Дункан ответил жестом согласия. Индеец удовольствовался этим знаком и, закурив трубку, ждал момента, когда можно будет отправиться в путь, не теряя достоинства. Нетерпеливый Хейворд, проклиная в душе церемонные обычаи индейцев, вынужден был принять такой же равнодушный вид, какой был у вождя. Минуты тянулись одна за другой и казались Хейворду часами. Наконец гурон отложил в сторону трубку и перекинул плащ через плечо, намереваясь направиться в жилище больной. В это самое время проход в дверях заслонила могучая фигура какого-то воина, который неслышной поступью молча прошел между насторожившимися воинами и сел на свободный конец низкой связки хвороста, на которой сидел Дункан.

Последний бросил нетерпеливый взгляд на своего соседа и почувствовал, как непреодолимый ужас овладевает им: рядом с ним сидел Магуа. Неожиданное возвращение коварного, страшного вождя задержало гурона. Несколько потухших трубок были зажжены снова; вновь пришедший, не говоря ни слова, вытащил из-за пояса свой томагавк и, наполнив табаком отверстие в его обухе, начал втягивать табачный дым через полую ручку томагавка с таким равнодушием, точно утомительная охота, на которой он провел два последних дня, была для него сущим пустяком.

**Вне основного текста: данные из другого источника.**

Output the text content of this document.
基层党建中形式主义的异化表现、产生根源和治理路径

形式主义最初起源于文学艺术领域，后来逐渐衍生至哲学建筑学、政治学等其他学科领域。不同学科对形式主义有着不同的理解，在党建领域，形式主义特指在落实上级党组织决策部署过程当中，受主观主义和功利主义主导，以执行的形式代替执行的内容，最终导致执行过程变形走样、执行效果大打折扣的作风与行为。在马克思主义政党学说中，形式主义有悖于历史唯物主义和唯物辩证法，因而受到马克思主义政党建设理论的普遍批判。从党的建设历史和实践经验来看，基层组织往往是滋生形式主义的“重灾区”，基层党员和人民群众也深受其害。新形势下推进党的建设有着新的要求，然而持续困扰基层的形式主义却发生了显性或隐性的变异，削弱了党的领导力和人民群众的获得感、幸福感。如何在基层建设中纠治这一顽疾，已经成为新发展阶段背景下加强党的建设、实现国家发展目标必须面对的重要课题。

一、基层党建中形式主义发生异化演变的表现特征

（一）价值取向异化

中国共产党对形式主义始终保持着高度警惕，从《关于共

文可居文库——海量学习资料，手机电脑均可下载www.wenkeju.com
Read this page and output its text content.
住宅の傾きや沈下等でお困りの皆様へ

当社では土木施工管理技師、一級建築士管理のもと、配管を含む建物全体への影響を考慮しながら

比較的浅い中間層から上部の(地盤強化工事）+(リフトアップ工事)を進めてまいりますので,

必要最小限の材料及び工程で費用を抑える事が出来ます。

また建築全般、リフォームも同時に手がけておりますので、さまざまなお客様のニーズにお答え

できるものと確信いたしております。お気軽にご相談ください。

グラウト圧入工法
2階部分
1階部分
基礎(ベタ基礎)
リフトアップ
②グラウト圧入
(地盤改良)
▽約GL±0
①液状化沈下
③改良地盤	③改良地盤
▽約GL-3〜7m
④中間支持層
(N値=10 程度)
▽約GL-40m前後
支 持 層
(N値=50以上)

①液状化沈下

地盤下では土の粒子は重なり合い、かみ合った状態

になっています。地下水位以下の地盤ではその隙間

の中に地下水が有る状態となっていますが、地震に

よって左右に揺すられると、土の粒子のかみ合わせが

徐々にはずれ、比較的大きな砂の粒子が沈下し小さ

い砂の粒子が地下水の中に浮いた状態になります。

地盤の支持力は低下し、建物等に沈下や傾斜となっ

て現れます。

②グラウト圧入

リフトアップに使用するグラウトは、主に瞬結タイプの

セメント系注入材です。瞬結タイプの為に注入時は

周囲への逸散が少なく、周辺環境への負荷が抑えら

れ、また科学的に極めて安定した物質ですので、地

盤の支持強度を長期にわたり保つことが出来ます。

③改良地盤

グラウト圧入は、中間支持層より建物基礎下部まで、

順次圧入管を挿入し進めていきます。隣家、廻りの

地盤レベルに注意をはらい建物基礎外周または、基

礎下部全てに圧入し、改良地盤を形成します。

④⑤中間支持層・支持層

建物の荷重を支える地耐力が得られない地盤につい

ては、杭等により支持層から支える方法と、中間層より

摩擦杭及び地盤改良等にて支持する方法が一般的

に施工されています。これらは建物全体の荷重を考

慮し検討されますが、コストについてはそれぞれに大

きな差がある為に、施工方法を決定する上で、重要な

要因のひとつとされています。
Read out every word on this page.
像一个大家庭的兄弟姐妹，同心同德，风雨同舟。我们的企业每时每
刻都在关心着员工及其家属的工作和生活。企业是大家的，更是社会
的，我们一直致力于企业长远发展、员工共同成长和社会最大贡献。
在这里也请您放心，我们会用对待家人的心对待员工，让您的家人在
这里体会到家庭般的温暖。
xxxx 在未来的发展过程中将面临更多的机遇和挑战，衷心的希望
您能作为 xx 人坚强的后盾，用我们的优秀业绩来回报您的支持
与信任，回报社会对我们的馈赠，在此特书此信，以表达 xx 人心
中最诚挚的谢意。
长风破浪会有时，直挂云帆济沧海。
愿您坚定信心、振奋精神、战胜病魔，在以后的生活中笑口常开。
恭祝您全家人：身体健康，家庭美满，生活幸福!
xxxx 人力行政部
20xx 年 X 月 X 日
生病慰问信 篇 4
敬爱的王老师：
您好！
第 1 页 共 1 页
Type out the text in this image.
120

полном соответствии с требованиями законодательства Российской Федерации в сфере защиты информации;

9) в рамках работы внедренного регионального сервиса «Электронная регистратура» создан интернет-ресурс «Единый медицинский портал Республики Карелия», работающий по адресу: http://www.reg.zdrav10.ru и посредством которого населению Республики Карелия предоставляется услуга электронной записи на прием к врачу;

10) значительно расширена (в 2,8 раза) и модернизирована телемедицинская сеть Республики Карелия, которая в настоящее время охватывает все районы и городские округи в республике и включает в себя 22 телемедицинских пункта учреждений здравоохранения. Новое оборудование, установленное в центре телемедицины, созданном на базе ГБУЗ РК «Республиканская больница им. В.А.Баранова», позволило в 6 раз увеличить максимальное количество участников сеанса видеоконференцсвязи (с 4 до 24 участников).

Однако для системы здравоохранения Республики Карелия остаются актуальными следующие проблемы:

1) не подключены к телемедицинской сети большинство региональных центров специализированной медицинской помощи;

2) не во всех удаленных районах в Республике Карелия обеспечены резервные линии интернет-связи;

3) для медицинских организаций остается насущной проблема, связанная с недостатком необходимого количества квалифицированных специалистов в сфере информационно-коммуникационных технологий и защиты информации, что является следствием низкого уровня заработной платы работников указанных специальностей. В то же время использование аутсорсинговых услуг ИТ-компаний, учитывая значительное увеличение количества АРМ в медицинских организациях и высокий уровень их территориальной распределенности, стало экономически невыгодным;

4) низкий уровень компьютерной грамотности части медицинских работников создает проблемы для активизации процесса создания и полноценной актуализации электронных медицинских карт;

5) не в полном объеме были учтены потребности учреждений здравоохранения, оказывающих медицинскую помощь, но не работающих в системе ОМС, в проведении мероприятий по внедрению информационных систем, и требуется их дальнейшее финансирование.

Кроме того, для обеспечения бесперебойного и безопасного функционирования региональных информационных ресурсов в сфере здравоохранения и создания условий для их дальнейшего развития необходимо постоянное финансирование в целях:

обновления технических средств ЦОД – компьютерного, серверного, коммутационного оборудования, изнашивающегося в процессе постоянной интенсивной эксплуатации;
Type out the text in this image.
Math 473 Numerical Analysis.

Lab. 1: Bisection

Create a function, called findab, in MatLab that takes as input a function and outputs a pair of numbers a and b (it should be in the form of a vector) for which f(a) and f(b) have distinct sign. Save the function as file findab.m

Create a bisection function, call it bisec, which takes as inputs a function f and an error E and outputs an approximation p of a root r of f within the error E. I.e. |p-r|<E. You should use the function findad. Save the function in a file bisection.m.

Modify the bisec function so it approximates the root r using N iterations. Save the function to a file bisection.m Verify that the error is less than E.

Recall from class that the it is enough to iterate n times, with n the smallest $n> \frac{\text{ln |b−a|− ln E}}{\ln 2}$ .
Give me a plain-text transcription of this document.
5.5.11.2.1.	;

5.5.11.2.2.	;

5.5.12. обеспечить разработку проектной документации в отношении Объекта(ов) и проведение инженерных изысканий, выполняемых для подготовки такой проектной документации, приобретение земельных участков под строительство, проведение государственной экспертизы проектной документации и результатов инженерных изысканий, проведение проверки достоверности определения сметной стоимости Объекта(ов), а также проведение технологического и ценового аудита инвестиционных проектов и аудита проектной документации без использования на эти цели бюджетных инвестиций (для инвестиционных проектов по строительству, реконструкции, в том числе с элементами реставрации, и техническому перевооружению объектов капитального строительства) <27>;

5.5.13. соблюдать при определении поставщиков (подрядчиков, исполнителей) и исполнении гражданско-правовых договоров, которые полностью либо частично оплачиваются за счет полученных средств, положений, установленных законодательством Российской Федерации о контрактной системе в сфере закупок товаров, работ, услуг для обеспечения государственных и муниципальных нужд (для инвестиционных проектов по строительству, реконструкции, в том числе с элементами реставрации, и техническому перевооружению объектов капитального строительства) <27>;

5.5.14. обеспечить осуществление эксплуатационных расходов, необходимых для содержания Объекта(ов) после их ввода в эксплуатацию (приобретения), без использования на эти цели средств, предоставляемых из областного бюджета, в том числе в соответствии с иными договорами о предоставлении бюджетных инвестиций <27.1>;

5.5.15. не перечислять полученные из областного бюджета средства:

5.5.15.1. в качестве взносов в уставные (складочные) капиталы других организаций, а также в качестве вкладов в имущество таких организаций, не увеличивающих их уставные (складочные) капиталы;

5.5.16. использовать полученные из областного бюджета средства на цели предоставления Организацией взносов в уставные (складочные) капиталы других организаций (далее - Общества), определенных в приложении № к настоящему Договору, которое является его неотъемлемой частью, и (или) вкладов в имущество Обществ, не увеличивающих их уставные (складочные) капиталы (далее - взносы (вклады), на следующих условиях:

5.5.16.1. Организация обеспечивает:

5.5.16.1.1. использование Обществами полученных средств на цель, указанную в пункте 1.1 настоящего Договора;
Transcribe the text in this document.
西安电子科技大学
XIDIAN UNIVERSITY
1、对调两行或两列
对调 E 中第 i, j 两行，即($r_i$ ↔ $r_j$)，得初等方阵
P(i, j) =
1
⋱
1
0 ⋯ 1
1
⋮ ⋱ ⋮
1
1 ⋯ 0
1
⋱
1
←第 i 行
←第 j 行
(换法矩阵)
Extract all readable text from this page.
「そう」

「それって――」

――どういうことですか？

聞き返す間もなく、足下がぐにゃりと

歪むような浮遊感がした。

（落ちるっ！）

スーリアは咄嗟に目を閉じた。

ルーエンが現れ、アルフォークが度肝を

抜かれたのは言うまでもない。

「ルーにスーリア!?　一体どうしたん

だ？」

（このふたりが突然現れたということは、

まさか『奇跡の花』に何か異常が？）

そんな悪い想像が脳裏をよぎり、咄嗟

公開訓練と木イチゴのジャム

Так прошло, может быть, минут десять, показавшихся Дункану веками. Воины были уже совершенно окутаны облаками белого дыма, прежде чем один из них решился наконец заговорить:

– Добро пожаловать! Нашел ли мой друг дичь?

– Юноши шатаются под тяжестью своей ноши, – ответил Магуа. – Пусть Шаткий Тростник пойдет по охотничьей тропинке – он встретит их. Последовало глубокое и суеверное молчание. Все вынули изо рта свои трубки, как будто в это мгновение они вдыхали что-то нечистое. Дым тонкими струйками клубился над их головой и, свиваясь в кольца, поднимался через отверстие в крыше, благодаря чему воздух в хижине очистился и смуглые лица индейцев стали отчетливо видны. Взоры большинства устремлены были на пол; некоторые из более молодых воинов скосили глаза в сторону седовласого индейца, сидевшего между двумя самыми уважаемыми вождями. Ни в осанке, ни в костюме этого индейца не было ничего, что могло бы дать ему право на такое исключительное внимание. Осанка его, с точки зрения туземцев, не представляла ничего замечательного; одежда была такой, какую обыкновенно носили рядовые члены племени. Подобно большинству присутствующих, он больше минуты смотрел в землю; когда же решился поднять глаза, чтобы украдкой взглянуть на окружающих, то увидел, что он составляет предмет общего внимания. Среди полного безмолвия индеец встал.